Pawhuska school served as a gathering place

Kathryn SwanJC Correspondent

Editor’s Note: The compilation of this article on Pawhuska’s Black History was made possible through the collaboration of Rev. Travis and Edna Finley, members of the First Baptist Church South Congregation and Louise Red Corn.

Booker T. Washington School holds memories of one of Pawhuska’s most beloved institutions. Located on South Koh-Pah Street, BTW was the hub of black life in Osage County before integration shut it down in the 1950s. It was home to community meetings, church gatherings, music lessons and endless basketball.

In a 2007 interview by Louise Red Corn of the Barnsdall Times, the late Allen Shields said, “(BTW) was Praise Jesus and Praise that Ball.” The Booker T. Panthers were known as “kings of round ball,” regularly scoring 100 points against their opponents. Shields attributed their success to endless practice playfully encouraged by Principal Prof. Farthing who would throw out a white basketball (a hand-me-down from PHS) when the children arrived for school at 7:30 a.m., at noon and when school ended at 3 p.m.. The kids would play until dark — when it was time for chores and homework.

In 1951, BTW had risen to the top of the game in Oklahoma and qualified for Black Nationals in Pensacola, Fla. BTW triumphed through eight games before falling to a team from Chicago.

Shields was one of many BTW basketball players who had dual roles of performing with the school’s outstanding band which featured accomplished tuba, trombone, saxophone and trumpet players. He said, “Booker T. Washington meant more to black people than any other place (in Pawhuska). We were taught respect, diligence and honesty.”

Throughout the decades following the school’s closure, vandals pillaged and destroyed more than 100 trophies. The building was further decimated by scavengers who chipped away the school’s façade for souvenirs.

When Rev. Travis Finley brought his bride Edna to Pawhuska in 2003, he was heartbroken to see what had become of his beloved school. “It had become a dump,” remarked Finley who held the distinction of being one of Oklahoma’s first black All-American Basketball Players and was serving on the Pawhuska City Council. He and Edna were also knee-deep in rebuilding the then-faltering First Baptist Church South at Third and Prudom.

“We sweet-talked the late District 1 County Commissioner Clarence Brantley into sending heavy equipment up the hill to clear the rubble,” said Finley. “I tore up two of my riding lawnmowers helping clean up this site. With the county’s help, a park began to evolve.

“Former Sen. Joe Sweeden, who was a state representative at the time, donated $2,000 for new sidewalks and a playground. Pawhuska Boy Scouts built park benches.” Finley believes the potential is endless for the park. He’s hoping expansion could include tennis courts, a picnic area, and, just maybe, the old slab from his beloved school could be converted into a basketball court or two.
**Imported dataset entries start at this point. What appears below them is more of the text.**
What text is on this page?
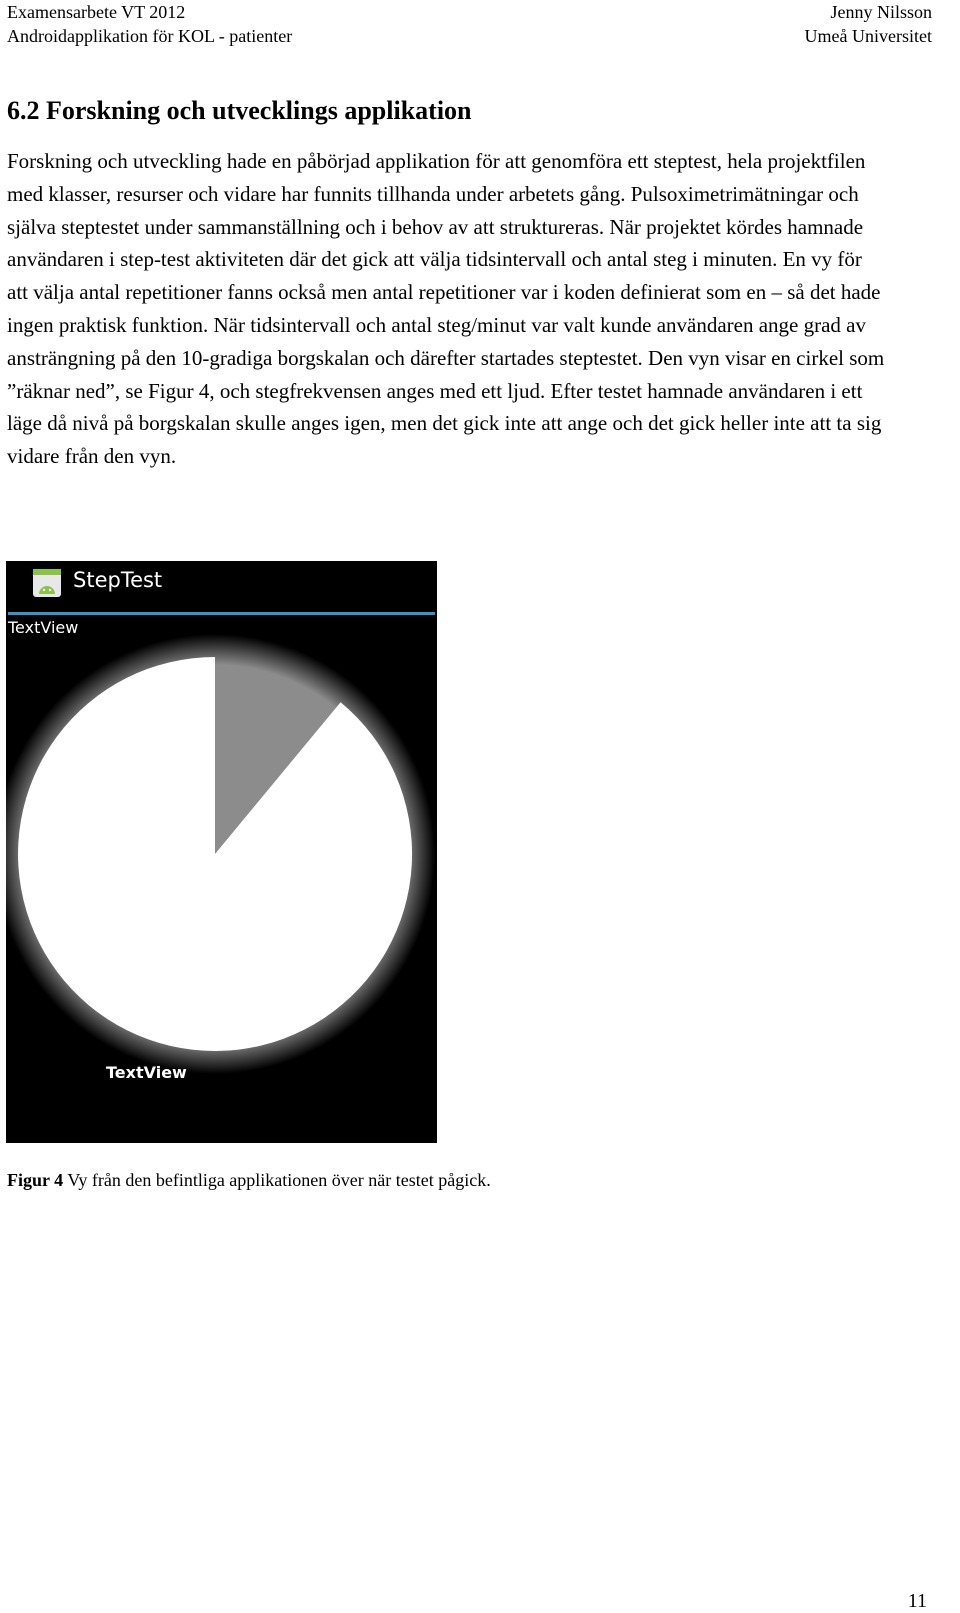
Examensarbete VT 2012
Androidapplikation för KOL - patienter
Jenny Nilsson
Umeå Universitet
6.2 Forskning och utvecklings applikation

Forskning och utveckling hade en påbörjad applikation för att genomföra ett steptest, hela projektfilen med klasser, resurser och vidare har funnits tillhanda under arbetets gång. Pulsoximetrimätningar och själva steptestet under sammanställning och i behov av att struktureras. När projektet kördes hamnade användaren i step-test aktiviteten där det gick att välja tidsintervall och antal steg i minuten. En vy för att välja antal repetitioner fanns också men antal repetitioner var i koden definierat som en – så det hade ingen praktisk funktion. När tidsintervall och antal steg/minut var valt kunde användaren ange grad av ansträngning på den 10-gradiga borgskalan och därefter startades steptestet. Den vyn visar en cirkel som ”räknar ned”, se Figur 4, och stegfrekvensen anges med ett ljud. Efter testet hamnade användaren i ett läge då nivå på borgskalan skulle anges igen, men det gick inte att ange och det gick heller inte att ta sig vidare från den vyn.

StepTest
TextView
TextView

Figur 4 Vy från den befintliga applikationen över när testet pågick.

11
The black community credits Rev. Finley and Edna with spearheading the repurposing of the Booker T. Washington site as well as numerous other projects to preserve their rich history. In 1951, the couple created a tribute to the 1951 BTW basketball team “Field of Dreams.” Wood cutouts of the players were topped with grainy photographs of their faces that had been copied from old school yearbooks.

Many of these and other players achieved success in their careers. Several became ministers. Clarence Boyd rose to the level of Bishop. Calvin Cunningham earned a Ph.D in biology and became chairman of Oklahoma State University’s Biology Department.

CUTLINE/BOOKER T: In 1951, Rev. Travis and Edna Finley created a tribute to the Booker T. Washington Basketball Team who earned their way to Black Nationals in Pensacola, Florida. A-Team players honored were(Row 1 L-R) Marvin Thomas, Theodus “Dick” Filey, Alvin “Tricky Sam” Brown (who played like a Harlem Globetrotter), George “Big Shooba” McCurt, Clarence Boyd, Ray “Skipper” Finley, Melvin “Smoke” Ellison, Coaches Guest and Farthing, J.C. Oliver, Thurman Carthen, and Leroy Potts. (Row 2 included other well-known players who followed them) Jim Westbrooks, Calvin Cunningham, Ronnie Harris, Maurice Robison and Allen Shield.